I'd like to get back to your personal background. You've said earlier that you are often in India, mainly for developing games?
This is mainly due to our collaboration with Amnesty International. We have devoted the majority of these trips to mining and tribal societies, but of course we also visited some areas where e-waste is recycled. That doesn’t happen in huge factory buildings but in poor residential neighborhoods. I was surprised to see that happen. You walk around and suddenly someone is working on some old displays while kids play right next to him.
How much technical knowledge do you have, or how much is needed for a game like Burn the Boards?

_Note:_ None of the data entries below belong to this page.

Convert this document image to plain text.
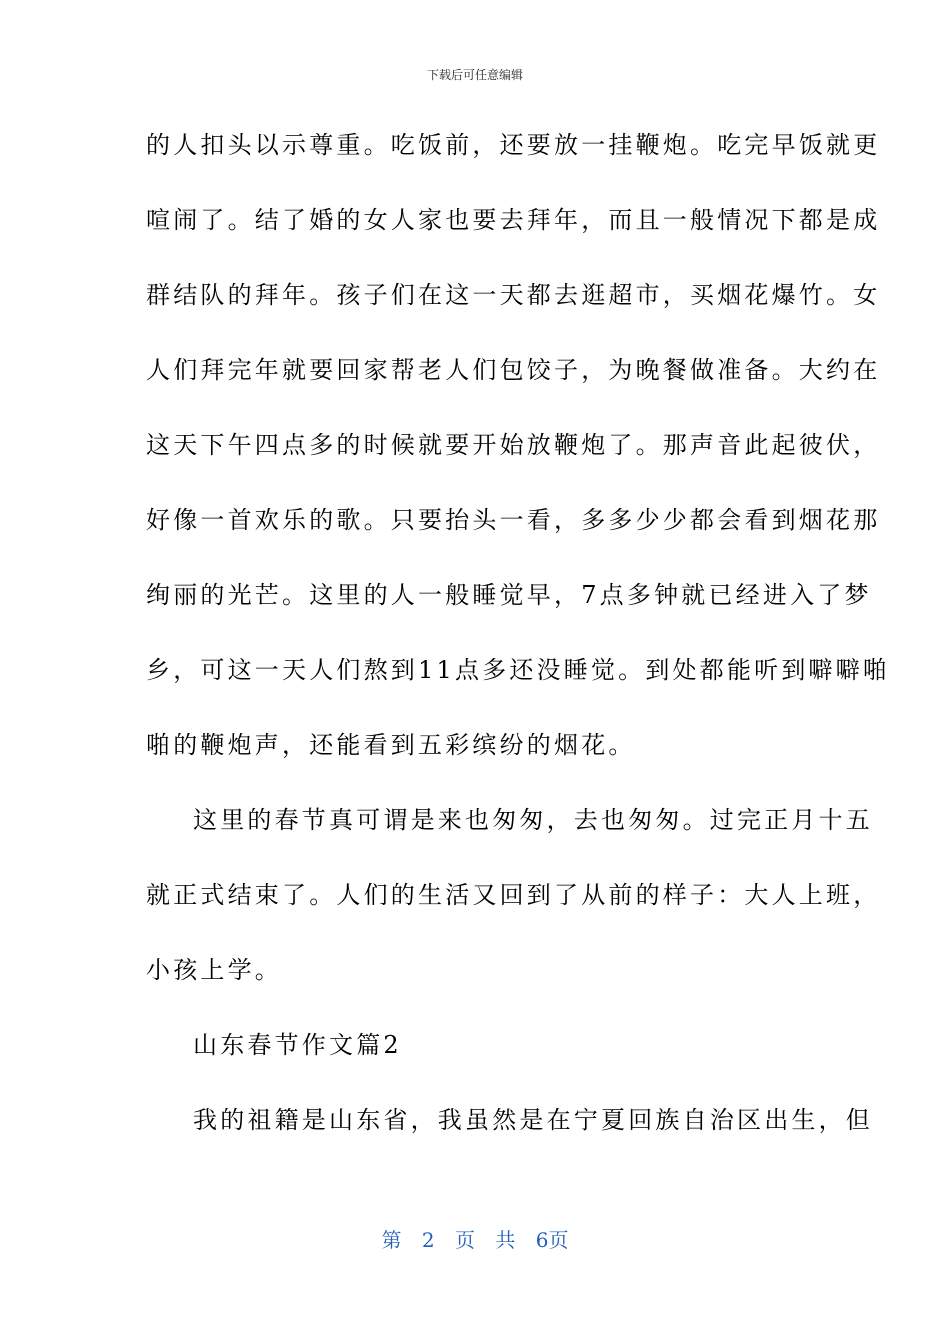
下载后可任意编辑
的人扣头以示尊重。吃饭前，还要放一挂鞭炮。吃完早饭就更
喧闹了。结了婚的女人家也要去拜年，而且一般情况下都是成
群结队的拜年。孩子们在这一天都去逛超市，买烟花爆竹。女
人们拜完年就要回家帮老人们包饺子，为晚餐做准备。大约在
这天下午四点多的时候就要开始放鞭炮了。那声音此起彼伏，
好像一首欢乐的歌。只要抬头一看，多多少少都会看到烟花那
绚丽的光芒。这里的人一般睡觉早，7点多钟就已经进入了梦
乡，可这一天人们熬到11点多还没睡觉。到处都能听到噼噼啪
啪的鞭炮声，还能看到五彩缤纷的烟花。
这里的春节真可谓是来也匆匆，去也匆匆。过完正月十五
就正式结束了。人们的生活又回到了从前的样子：大人上班，
小孩上学。
山东春节作文篇2
我的祖籍是山东省，我虽然是在宁夏回族自治区出生，但
第 2 页 共 6页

Some of our employees come from hardware development, they know the elements can be found on such boards. We did not want the game to be too complicated. That is why we opted for a clearly structured mechanism. But non of the elements in the game are fake. You can actually find elements on boards that can explode when heated or touched the wrong way. The same goes for toxic fumes. So it's not out of thin air when that happens in the game, that's all real.

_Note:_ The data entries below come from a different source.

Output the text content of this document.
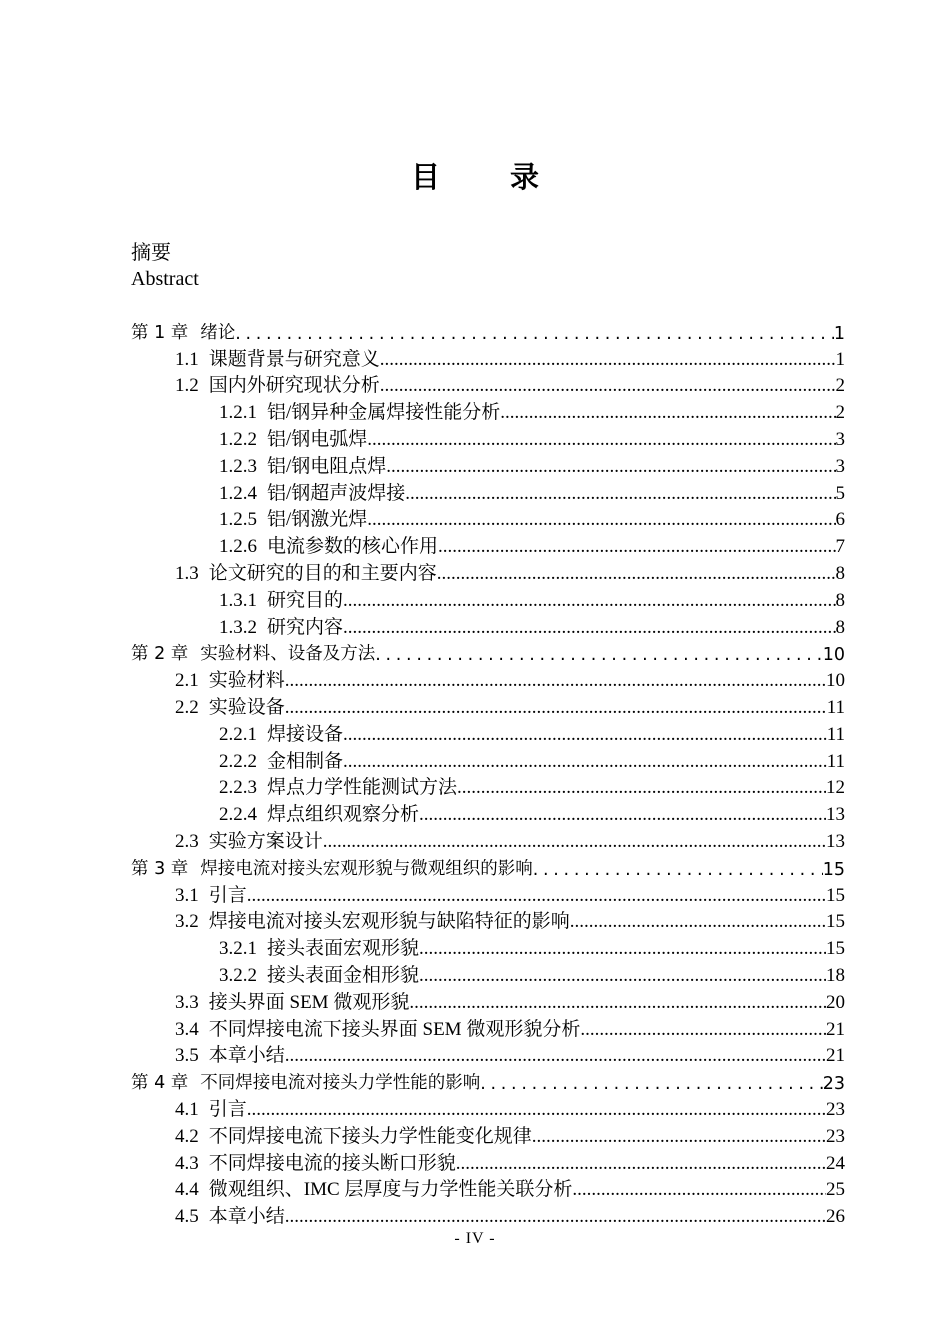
目 录
摘要
Abstract
第 1 章 绪论 .....	1
1.1 课题背景与研究意义 .....	1
1.2 国内外研究现状分析 .....	2
1.2.1 铝/钢异种金属焊接性能分析 .....	2
1.2.2 铝/钢电弧焊 .....	3
1.2.3 铝/钢电阻点焊 .....	3
1.2.4 铝/钢超声波焊接 .....	5
1.2.5 铝/钢激光焊 .....	6
1.2.6 电流参数的核心作用 .....	7
1.3 论文研究的目的和主要内容 .....	8
1.3.1 研究目的 .....	8
1.3.2 研究内容 .....	8
第 2 章 实验材料、设备及方法 .....	10
2.1 实验材料 .....	10
2.2 实验设备 .....	11
2.2.1 焊接设备 .....	11
2.2.2 金相制备 .....	11
2.2.3 焊点力学性能测试方法 .....	12
2.2.4 焊点组织观察分析 .....	13
2.3 实验方案设计 .....	13
第 3 章 焊接电流对接头宏观形貌与微观组织的影响 .....	15
3.1 引言 .....	15
3.2 焊接电流对接头宏观形貌与缺陷特征的影响 .....	15
3.2.1 接头表面宏观形貌 .....	15
3.2.2 接头表面金相形貌 .....	18
3.3 接头界面 SEM 微观形貌 .....	20
3.4 不同焊接电流下接头界面 SEM 微观形貌分析 .....	21
3.5 本章小结 .....	21
第 4 章 不同焊接电流对接头力学性能的影响 .....	23
4.1 引言 .....	23
4.2 不同焊接电流下接头力学性能变化规律 .....	23
4.3 不同焊接电流的接头断口形貌 .....	24
4.4 微观组织、IMC 层厚度与力学性能关联分析 .....	25
4.5 本章小结 .....	26
- IV -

"You have to find a balance between family, work and survival to win the game."
Is it possible to win the game?
Yes of course. There are even several endings. Overall, we have about 640 different puzzle variations in the game. It also gets more difficult over time, new electrical parts appear, from only two elements in the beginning to 12 in the end. This results in very complex puzzles. You have to find a balance between family, work and survival to win the game. After a while you can find ways to handle the game without getting yourself killed.

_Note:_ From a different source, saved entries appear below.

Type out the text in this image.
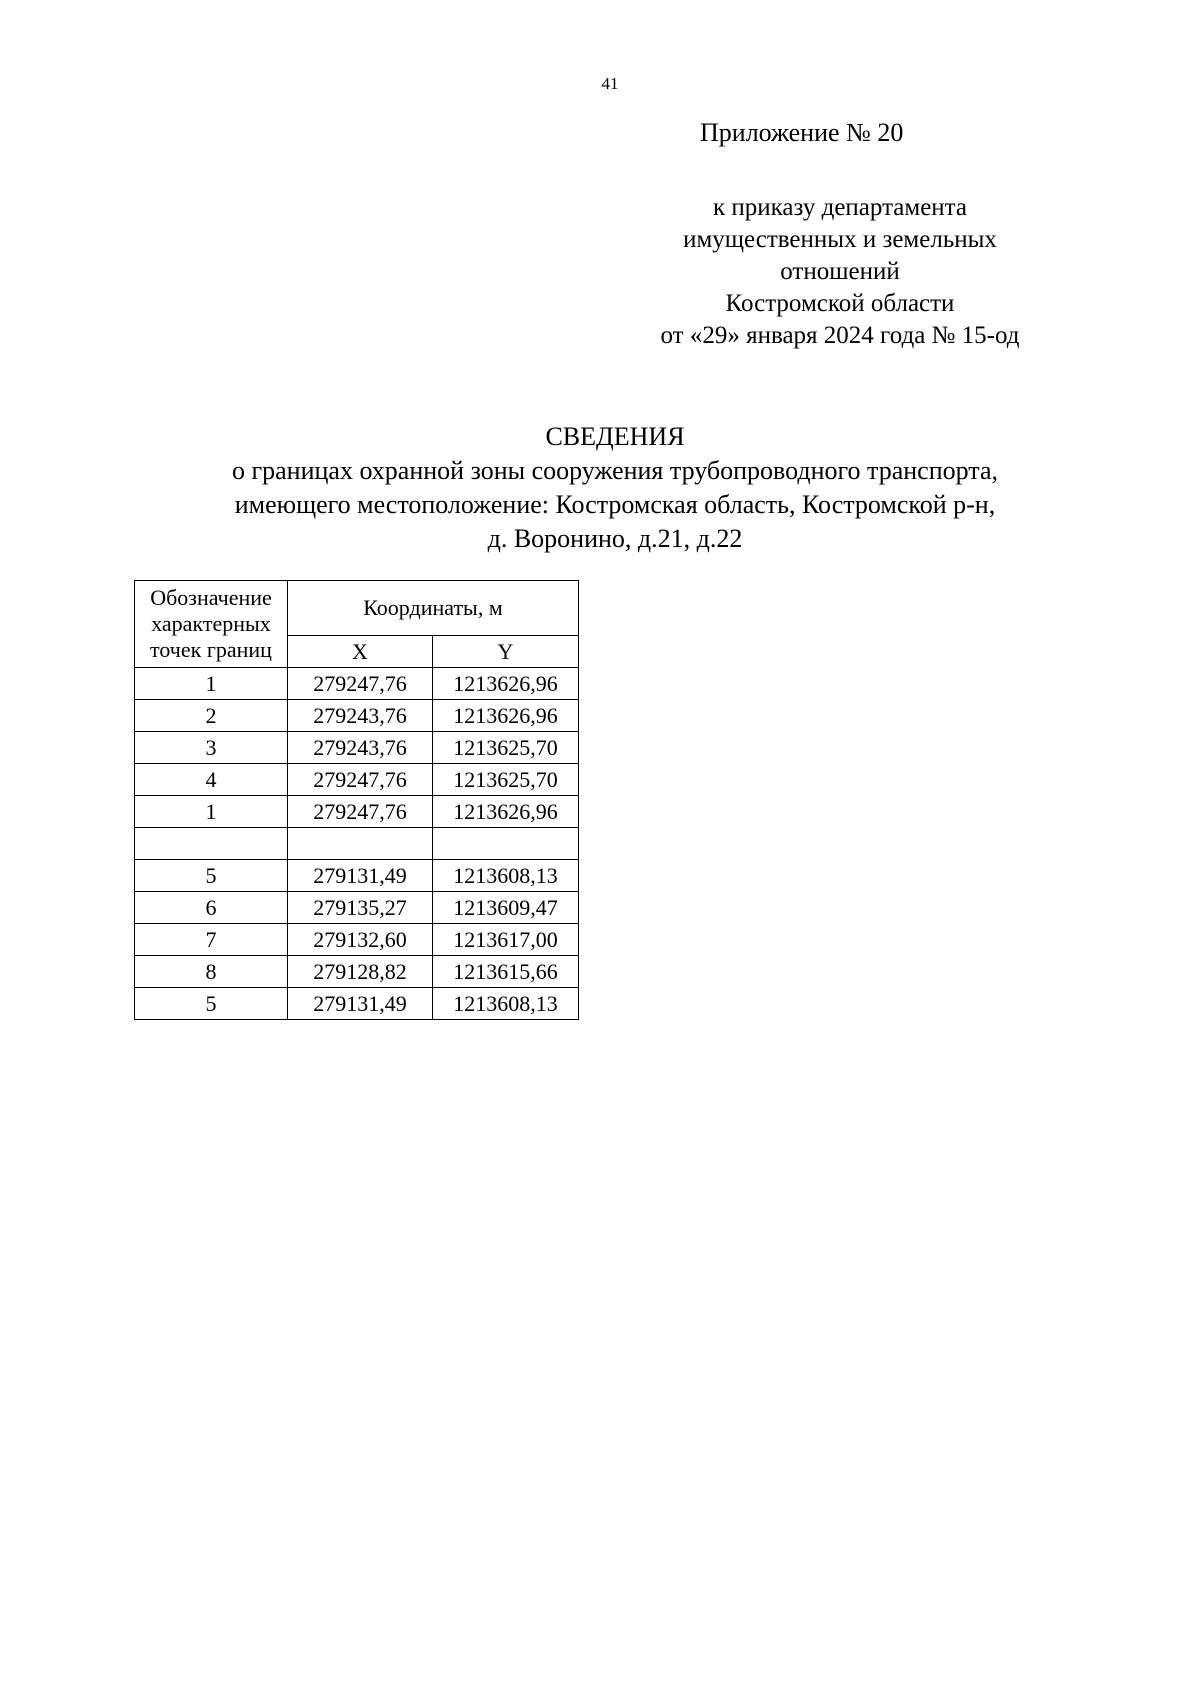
41
Приложение № 20
к приказу департамента
имущественных и земельных
отношений
Костромской области
от «29» января 2024 года № 15-од
СВЕДЕНИЯ
о границах охранной зоны сооружения трубопроводного транспорта,
имеющего местоположение: Костромская область, Костромской р-н,
д. Воронино, д.21, д.22
Обозначение
характерных
точек границ	Координаты, м	
	X	Y
1	279247,76	1213626,96
2	279243,76	1213626,96
3	279243,76	1213625,70
4	279247,76	1213625,70
1	279247,76	1213626,96

5	279131,49	1213608,13
6	279135,27	1213609,47
7	279132,60	1213617,00
8	279128,82	1213615,66
5	279131,49	1213608,13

If you start to make money you can actually buy the end of the game. If you make 1000 coins, you can buy a small shop by the side of the road to sell food, or if you can save even more money you might be able to get a proper education at a community college. The best possible ending means a lot of hard work and is rewarded with your own electronics store.
What has to happen in the real world in order to tackle the e-waste problem?
We need to have a debate about our own consumer behavior and then we need a debate on the production of electronics. I suspect that many devices break after a certain period of time to make people constantly buy new things. And if you buy five new flat screen TVs over a period of ten years you definitely contribute to the problem. Phones are only a small fraction, but any form of electronics is problematic. The boards and the metal are not the only problem, it is also about the different plastics that are used.
What I think really helps is to draw attention to the health risks. If you take a look at what happens when the substances accumulate in the body, then no eye should remain dry.
Do you already notice a positive change or do people remain indifferent?
Of course I have a certain view of society. Most people I know aren’t the ones throwing away their phones or buying the biggest TV sets. But I think there is the potential for people to understand. But there needs to be a trigger, some line needs to be crossed so that the masses understand what is actually going on. Whether that is intense media coverage, or, unfortunately, a global catastrophe. The problem is that you will have to fight a main interest of the entertainment industry, which to sell their goods and most of the manufacturers won't want to stop doing that.